Final answer:
The statements relate to set theory in mathematics and are true, illustrating basic properties of union, intersection, and complements with respect to a universal set. Mutually exclusive sets have an intersection of zero, and this concept is important in probability calculations.
Step-by-step explanation:
The question deals with set operations and properties within the context of a universal set U. Let's examine each of the provided statements.
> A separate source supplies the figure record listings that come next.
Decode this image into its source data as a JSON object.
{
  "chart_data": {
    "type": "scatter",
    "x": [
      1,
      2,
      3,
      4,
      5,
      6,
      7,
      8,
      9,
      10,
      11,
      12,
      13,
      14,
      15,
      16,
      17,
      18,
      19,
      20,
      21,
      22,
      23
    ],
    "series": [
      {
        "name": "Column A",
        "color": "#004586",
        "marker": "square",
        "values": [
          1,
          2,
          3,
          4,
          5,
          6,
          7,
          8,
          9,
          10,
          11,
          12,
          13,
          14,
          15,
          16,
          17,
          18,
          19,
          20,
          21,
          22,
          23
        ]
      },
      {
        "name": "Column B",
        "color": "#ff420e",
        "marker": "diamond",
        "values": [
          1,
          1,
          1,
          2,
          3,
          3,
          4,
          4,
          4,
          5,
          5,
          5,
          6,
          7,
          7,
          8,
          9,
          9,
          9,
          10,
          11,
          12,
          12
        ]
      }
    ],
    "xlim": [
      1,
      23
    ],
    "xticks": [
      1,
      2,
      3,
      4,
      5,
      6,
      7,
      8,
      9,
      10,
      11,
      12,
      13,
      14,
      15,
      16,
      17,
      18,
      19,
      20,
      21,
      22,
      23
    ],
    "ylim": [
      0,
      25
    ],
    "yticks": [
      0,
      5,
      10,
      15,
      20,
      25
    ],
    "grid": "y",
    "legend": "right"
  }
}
- (a) A∪(U\A)=U: This statement is true because the union of set A and the complement of A (everything in U not in A) gives us the entire universal set U.
- (b) A\(B∪C)=(A\B)∩(A\C): This is true due to the distributive property of sets. Subtracting B and C from A separately and then taking the intersection of the two results is equivalent to subtracting their union from A.
- (c) U\(U\A)=A: This statement is also true. Subtracting from U the set of elements that are in U but not in A leaves us with A itself.
It should be understood that mutually exclusive sets contain no common elements, and the probability of their intersection is zero. The set operations 'AND' (∩) and 'OR' (∪) correspond to intersection and union, respectively.
In the example given, A AND C are mutually exclusive, so their intersection would indeed be an empty set. When considering sets A and B, we don't assume they are mutually exclusive without evidence to support it, as the concept is crucial when calculating probabilities such as P(A OR B).